К ее удивлению, здесь не осталось никаких следов вчерашнего чайного пира, который учинили они с Питером, а столик аккуратно стоял в углу, но в комнате было очень сыро, и по стенам толпилось довольно много заблудившихся пузырей. Чармейн прошла через гостиную к входной двери. Она вспомнила, что когда брала розовые и голубые лепестки для заклинания из «Книги Палимпсеста», то заметила в саду за окном кабинета стол и скамейку. Она понесла поднос за угол дома поглядеть, там ли они.
Они оказались на месте — на самом утреннем солнышке, а над столом, выше сине-розово-голубых кустов, виднелось окно в кабинет, хотя поместиться кабинету в доме было негде. Интересная штука волшебство, подумала Чармейн и поставила поднос на стол.
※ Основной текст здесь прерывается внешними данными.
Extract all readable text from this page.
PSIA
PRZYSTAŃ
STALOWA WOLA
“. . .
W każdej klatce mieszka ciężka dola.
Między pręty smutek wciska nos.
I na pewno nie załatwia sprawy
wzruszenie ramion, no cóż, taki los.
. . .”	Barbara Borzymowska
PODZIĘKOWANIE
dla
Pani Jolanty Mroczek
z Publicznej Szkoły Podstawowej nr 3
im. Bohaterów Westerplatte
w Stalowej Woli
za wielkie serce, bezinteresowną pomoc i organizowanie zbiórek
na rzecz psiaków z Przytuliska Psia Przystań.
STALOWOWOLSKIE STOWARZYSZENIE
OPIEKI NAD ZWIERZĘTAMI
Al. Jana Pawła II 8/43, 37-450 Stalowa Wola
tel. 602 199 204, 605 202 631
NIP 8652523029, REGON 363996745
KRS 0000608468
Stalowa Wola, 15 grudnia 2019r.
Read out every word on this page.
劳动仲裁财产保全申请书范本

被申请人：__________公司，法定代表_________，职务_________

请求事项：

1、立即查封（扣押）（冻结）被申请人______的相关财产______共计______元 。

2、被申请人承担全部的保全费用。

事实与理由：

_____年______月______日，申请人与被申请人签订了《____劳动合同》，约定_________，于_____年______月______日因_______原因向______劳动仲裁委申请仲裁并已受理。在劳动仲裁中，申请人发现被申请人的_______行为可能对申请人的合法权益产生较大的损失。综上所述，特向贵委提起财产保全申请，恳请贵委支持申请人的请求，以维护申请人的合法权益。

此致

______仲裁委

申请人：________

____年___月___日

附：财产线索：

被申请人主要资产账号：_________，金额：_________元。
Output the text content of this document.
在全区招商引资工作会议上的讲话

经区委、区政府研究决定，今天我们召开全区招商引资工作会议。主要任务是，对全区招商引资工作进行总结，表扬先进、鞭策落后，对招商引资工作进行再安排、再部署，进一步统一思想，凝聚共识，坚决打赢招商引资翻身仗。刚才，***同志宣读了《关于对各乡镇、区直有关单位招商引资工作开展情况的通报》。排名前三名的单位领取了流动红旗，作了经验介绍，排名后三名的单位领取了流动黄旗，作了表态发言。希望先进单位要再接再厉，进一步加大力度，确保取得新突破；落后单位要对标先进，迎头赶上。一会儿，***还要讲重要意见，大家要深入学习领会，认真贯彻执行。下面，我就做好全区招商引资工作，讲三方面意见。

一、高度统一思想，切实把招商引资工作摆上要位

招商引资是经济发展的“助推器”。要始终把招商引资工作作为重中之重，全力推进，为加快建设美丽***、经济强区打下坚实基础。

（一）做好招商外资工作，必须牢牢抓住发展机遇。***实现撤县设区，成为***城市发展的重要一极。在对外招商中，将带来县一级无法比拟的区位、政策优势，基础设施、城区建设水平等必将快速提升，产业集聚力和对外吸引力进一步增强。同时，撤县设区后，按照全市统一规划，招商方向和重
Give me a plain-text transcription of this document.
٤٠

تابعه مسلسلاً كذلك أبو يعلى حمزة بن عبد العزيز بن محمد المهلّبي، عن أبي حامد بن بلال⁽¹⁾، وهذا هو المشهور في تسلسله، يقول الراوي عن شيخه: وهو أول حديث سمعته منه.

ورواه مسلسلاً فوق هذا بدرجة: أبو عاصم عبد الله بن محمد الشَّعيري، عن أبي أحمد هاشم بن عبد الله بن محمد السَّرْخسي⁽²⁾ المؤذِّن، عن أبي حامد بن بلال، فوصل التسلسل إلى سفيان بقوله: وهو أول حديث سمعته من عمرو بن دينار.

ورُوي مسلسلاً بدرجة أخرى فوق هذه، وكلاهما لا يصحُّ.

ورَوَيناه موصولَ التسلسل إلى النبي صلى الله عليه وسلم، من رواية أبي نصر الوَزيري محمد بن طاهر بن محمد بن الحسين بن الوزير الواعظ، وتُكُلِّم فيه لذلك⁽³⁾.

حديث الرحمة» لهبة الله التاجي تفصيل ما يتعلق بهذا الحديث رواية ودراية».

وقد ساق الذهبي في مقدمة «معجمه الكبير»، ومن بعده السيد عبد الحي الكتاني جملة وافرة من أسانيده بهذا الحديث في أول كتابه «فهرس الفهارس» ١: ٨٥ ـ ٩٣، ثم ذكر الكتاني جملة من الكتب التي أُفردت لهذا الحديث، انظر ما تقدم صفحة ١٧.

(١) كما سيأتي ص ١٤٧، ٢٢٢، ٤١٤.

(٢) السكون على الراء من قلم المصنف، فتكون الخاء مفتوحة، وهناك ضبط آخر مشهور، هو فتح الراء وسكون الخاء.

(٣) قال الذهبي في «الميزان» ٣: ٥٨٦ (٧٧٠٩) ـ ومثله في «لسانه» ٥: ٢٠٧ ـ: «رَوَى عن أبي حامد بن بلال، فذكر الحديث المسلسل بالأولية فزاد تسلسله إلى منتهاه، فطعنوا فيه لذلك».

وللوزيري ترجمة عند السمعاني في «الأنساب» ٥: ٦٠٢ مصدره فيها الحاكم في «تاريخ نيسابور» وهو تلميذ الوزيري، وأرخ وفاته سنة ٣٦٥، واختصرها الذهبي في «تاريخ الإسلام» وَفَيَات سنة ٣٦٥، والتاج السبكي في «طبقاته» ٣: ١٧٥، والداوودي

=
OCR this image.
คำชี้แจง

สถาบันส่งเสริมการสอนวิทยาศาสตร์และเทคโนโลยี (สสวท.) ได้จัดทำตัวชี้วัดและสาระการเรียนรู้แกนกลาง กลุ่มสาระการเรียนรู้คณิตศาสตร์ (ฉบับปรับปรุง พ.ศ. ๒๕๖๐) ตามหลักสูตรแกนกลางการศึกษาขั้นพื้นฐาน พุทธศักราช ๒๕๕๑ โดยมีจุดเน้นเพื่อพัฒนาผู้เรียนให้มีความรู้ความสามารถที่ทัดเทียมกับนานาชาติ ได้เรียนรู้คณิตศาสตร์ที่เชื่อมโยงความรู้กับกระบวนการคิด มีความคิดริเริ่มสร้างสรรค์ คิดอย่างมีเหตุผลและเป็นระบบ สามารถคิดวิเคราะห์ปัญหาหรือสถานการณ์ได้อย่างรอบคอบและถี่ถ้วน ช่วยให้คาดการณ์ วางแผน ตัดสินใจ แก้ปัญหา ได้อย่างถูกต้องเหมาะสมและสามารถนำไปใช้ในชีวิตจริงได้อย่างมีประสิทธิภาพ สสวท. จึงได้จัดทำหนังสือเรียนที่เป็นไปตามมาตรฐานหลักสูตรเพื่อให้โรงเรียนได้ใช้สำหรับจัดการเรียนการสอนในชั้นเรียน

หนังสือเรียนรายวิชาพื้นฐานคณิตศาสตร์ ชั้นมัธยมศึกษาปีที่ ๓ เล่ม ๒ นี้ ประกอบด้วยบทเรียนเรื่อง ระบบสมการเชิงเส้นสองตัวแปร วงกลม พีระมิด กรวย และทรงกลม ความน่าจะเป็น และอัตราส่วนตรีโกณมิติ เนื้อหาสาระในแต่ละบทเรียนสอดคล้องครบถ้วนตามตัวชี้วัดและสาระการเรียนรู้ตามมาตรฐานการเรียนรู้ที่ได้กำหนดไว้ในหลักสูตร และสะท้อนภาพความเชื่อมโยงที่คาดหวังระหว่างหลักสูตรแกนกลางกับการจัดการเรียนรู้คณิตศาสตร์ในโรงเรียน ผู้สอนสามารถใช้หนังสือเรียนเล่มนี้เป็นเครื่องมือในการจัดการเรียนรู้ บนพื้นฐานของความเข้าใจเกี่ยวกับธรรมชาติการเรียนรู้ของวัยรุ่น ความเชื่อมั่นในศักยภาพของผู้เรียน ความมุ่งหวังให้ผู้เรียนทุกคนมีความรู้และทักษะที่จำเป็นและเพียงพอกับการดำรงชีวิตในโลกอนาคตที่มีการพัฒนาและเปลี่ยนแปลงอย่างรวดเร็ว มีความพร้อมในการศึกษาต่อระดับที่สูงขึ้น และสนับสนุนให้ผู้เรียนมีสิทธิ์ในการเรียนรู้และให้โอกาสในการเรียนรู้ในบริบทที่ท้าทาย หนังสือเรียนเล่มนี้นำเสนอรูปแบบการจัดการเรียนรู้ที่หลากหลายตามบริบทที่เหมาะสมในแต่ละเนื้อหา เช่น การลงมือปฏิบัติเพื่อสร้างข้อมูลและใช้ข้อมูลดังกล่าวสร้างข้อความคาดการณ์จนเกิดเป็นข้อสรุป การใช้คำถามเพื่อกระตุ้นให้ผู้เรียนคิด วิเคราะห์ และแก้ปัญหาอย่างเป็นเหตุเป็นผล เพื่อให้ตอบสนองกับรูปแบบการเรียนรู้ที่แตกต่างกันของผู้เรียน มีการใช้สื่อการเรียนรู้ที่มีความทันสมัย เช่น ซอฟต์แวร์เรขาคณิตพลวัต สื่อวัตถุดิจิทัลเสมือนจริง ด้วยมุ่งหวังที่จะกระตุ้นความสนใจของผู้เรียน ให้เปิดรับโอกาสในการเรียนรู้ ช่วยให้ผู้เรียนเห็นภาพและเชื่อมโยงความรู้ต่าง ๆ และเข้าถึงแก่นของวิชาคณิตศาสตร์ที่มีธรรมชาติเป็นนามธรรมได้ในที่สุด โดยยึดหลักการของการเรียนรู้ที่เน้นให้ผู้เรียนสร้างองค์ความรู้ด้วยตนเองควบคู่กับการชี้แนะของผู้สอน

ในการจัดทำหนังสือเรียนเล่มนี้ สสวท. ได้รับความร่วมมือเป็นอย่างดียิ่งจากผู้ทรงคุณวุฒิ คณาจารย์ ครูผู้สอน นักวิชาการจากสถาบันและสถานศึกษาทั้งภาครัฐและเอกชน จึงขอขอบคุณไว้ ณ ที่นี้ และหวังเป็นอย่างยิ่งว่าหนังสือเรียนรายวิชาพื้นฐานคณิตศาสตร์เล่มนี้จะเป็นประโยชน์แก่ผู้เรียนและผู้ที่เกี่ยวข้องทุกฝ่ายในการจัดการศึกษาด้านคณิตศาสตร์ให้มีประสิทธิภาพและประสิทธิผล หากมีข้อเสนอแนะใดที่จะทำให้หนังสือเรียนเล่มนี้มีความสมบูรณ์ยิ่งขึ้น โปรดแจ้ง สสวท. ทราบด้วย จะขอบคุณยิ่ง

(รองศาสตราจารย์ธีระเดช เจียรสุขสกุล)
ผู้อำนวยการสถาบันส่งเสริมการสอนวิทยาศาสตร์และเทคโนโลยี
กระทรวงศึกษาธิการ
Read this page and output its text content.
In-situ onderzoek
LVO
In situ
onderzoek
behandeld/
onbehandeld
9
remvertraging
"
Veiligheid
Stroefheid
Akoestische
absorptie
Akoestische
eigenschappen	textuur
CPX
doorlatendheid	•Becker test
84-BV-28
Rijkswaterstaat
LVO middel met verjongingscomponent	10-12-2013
Хотя с кустов над головой еще капало после дождя, который лил всю ночь, стол и скамейка были сухие. Чармейн села и съела самый вкусный завтрак в своей жизни, нежась на солнышке, — она чувствовала себя ленивой, избалованной и ужасно взрослой. Не хватает только шоколадного круассана, какие печет папа, подумала она, откидываясь на спинку скамейки и прихлебывая кофе. Обязательно расскажу дедушке Вильяму, когда он вернется.